Ancient Cure Updated

Surgihoney Bio-honey

Super HoneyHospitals probably aren't going to abandon traditional disinfectants and antibiotics anytime soon, but the disinfecting honey known as surgihoney does have advantages of its own, such as the fact that it is generally non-toxic (don't feed it to babies, though) and affordable to produce depsite the mysterious demise of bees around the globe.

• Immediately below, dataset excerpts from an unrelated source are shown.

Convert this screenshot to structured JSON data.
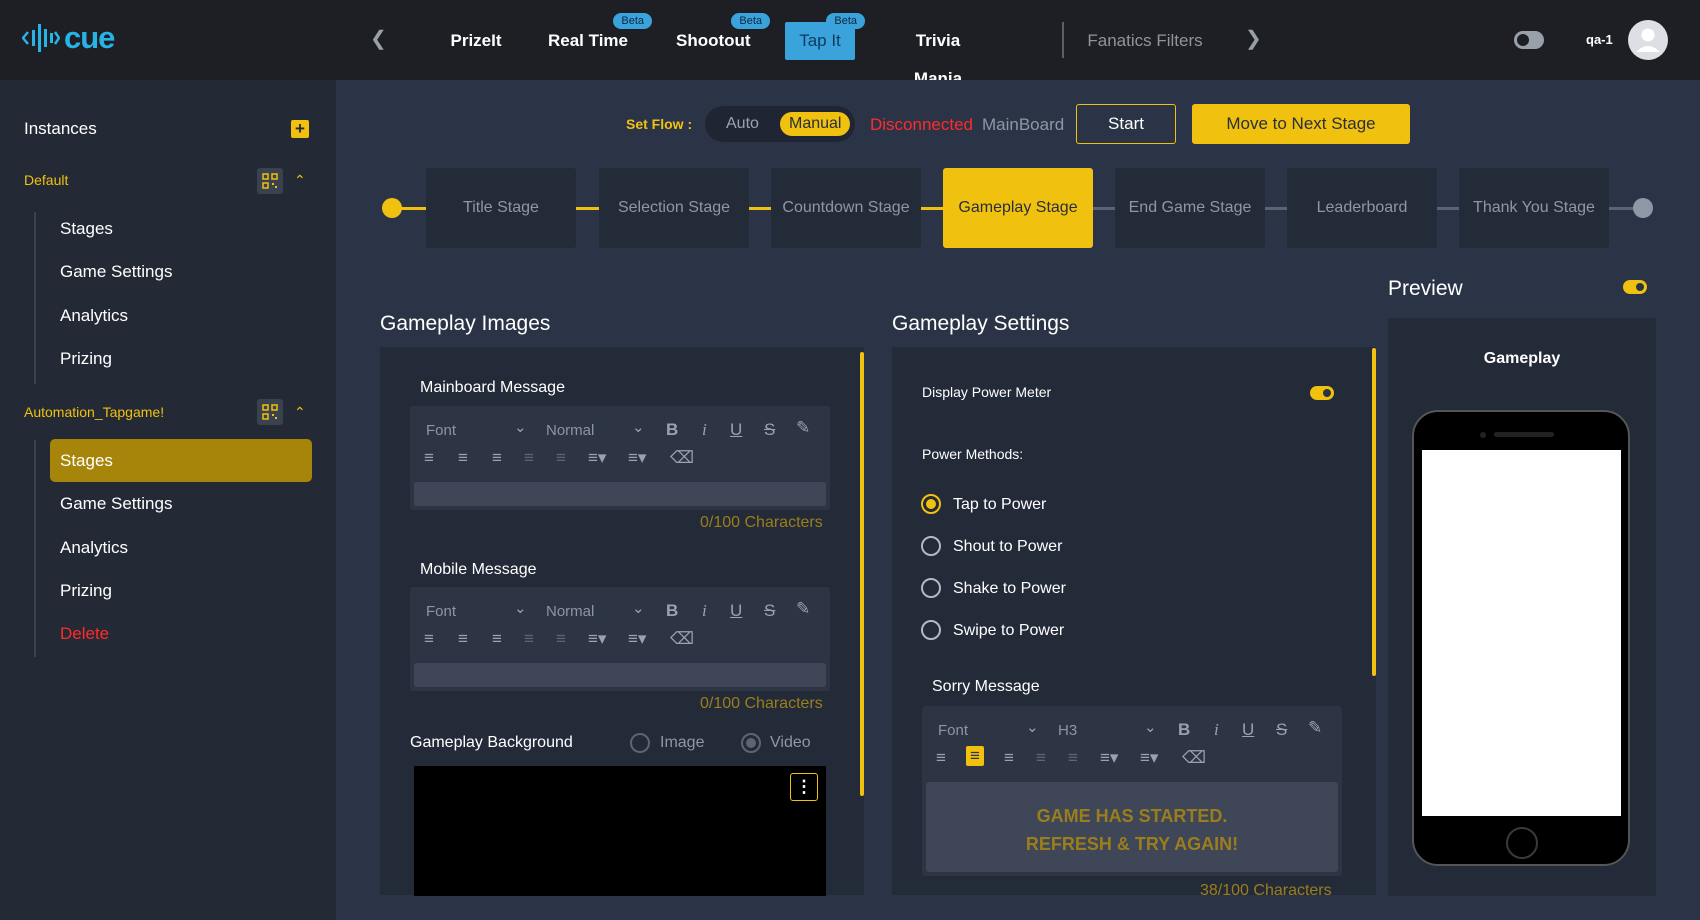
{
  "header": {
    "logo": "cue",
    "tabs": [
      {
        "label": "PrizeIt",
        "beta": ""
      },
      {
        "label": "Real Time",
        "beta": "Beta"
      },
      {
        "label": "Shootout",
        "beta": "Beta"
      },
      {
        "label": "Tap It",
        "beta": "Beta"
      },
      {
        "label": "Trivia Mania",
        "beta": ""
      }
    ],
    "filters_label": "Fanatics Filters",
    "user": "qa-1"
  },
  "sidebar": {
    "instances_label": "Instances",
    "group1": {
      "name": "Default",
      "items": [
        "Stages",
        "Game Settings",
        "Analytics",
        "Prizing"
      ]
    },
    "group2": {
      "name": "Automation_Tapgame!",
      "items": [
        "Stages",
        "Game Settings",
        "Analytics",
        "Prizing",
        "Delete"
      ]
    }
  },
  "flow": {
    "label": "Set Flow :",
    "auto": "Auto",
    "manual": "Manual",
    "status": "Disconnected",
    "board": "MainBoard",
    "start": "Start",
    "next": "Move to Next Stage"
  },
  "stages": [
    "Title Stage",
    "Selection Stage",
    "Countdown Stage",
    "Gameplay Stage",
    "End Game Stage",
    "Leaderboard",
    "Thank You Stage"
  ],
  "images_section": {
    "title": "Gameplay Images",
    "mainboard_label": "Mainboard Message",
    "mobile_label": "Mobile Message",
    "font": "Font",
    "size": "Normal",
    "count1": "0/100 Characters",
    "count2": "0/100 Characters",
    "bg_label": "Gameplay Background",
    "image_opt": "Image",
    "video_opt": "Video"
  },
  "settings_section": {
    "title": "Gameplay Settings",
    "power_meter": "Display Power Meter",
    "methods_label": "Power Methods:",
    "methods": [
      "Tap to Power",
      "Shout to Power",
      "Shake to Power",
      "Swipe to Power"
    ],
    "sorry_label": "Sorry Message",
    "font": "Font",
    "heading": "H3",
    "sorry_text_line1": "GAME HAS STARTED.",
    "sorry_text_line2": "REFRESH & TRY AGAIN!",
    "count": "38/100 Characters"
  },
  "preview": {
    "title": "Preview",
    "screen_label": "Gameplay"
  },
  "colors": {
    "accent": "#f0c10f",
    "brand": "#27b3e5",
    "danger": "#ff2b2b"
  }
}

Super honey is a bioengineered analog to natural wound care that goes back thousands of years. Somehow or another, ancient people figured out that honey, alone or in poultrices, was able to prevent infection, cure wounds, and speed up the healing process. Whether this is a result of the natural sugars in honey, the fact that it is naturally antibacterial, or simple superstition-based dumb luck, is up to speculation since ancient people also thought that the sun might go away in the absence of a few well-timed sacrifices, but there you go. Someone had to go and figure out that some things worked and others didn't, but the advantage of the trial-and-error medical approach is that most errors sorted themselves out and you have the knowledge left over from the people who were lucky enough to survive and pass on the good news. If you think this sounds crass, then obviously you don't know much about how clinical trials work today, or what happens when you learn that your wonder drug has a significant enough side effect that you have to take it off the market.

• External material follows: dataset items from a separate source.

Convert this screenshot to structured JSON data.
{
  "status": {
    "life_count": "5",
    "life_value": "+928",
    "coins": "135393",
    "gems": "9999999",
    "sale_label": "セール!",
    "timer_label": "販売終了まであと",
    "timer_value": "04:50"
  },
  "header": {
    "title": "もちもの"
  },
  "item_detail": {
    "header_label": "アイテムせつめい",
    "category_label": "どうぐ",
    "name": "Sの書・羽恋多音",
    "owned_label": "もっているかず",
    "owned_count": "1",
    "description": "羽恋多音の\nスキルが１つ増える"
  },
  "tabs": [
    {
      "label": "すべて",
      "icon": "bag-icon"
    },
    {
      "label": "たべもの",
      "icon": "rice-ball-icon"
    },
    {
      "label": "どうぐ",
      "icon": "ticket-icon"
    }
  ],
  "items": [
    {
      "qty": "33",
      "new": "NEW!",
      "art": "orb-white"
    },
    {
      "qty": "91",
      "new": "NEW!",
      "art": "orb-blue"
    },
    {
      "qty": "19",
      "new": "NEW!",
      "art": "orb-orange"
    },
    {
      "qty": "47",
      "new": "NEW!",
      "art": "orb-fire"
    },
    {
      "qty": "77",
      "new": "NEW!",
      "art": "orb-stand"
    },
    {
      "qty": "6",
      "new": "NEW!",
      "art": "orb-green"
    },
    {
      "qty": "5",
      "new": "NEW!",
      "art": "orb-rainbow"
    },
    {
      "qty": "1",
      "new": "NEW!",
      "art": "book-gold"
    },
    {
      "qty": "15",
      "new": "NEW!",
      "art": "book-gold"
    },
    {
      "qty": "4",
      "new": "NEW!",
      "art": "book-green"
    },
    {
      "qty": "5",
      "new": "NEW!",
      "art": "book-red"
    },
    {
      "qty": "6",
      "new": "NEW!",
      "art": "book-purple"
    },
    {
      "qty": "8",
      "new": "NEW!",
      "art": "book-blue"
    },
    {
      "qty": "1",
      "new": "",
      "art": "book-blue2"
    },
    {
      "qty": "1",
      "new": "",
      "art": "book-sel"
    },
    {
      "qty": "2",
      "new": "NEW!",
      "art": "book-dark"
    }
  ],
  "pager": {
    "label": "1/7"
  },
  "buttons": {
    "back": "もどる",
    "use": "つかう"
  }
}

Back to the Future for Medicine?

Natural disinfectants and complementary medicines for fighting infection have made the news for a number of years, but the introduction of an engineered form of honey holds promise for the refinement of medicine that is not as expensive as some cures, and also may hold out against antibiotic resistance that tends to plague new cures that come on the horizon every couple of years.

How clean is your hospital?

Infection control takes up a lot of a hospital's time, but it is a very tough battle. Many surfaces are now made of, or coated with, antibiotic and antibacterial paint and materials to try and prevent bacteria from being tranmitted through touch or aspiration. In some cases, coughing or vomiting by patients can spread disease. Doctors may be carriers of MRSA without knowing it, and in the same sense patients (or their visitors) could also be their own Typhoid Marys who bring infections that do not create havoc until they enter the medical environment. With any luck, this new disinfecting honey will be a major help in preventing the spread of disease, because even if your hospital thoroughly cleans each room between patients, there are so many places for bacteria to hide that you could end up infected on the ride home or through the normal course of your day. If you are in an assisted living center the danger of infection is also high, so proper wound care could create an additional barrier designed to keep out the living beings that surround our world.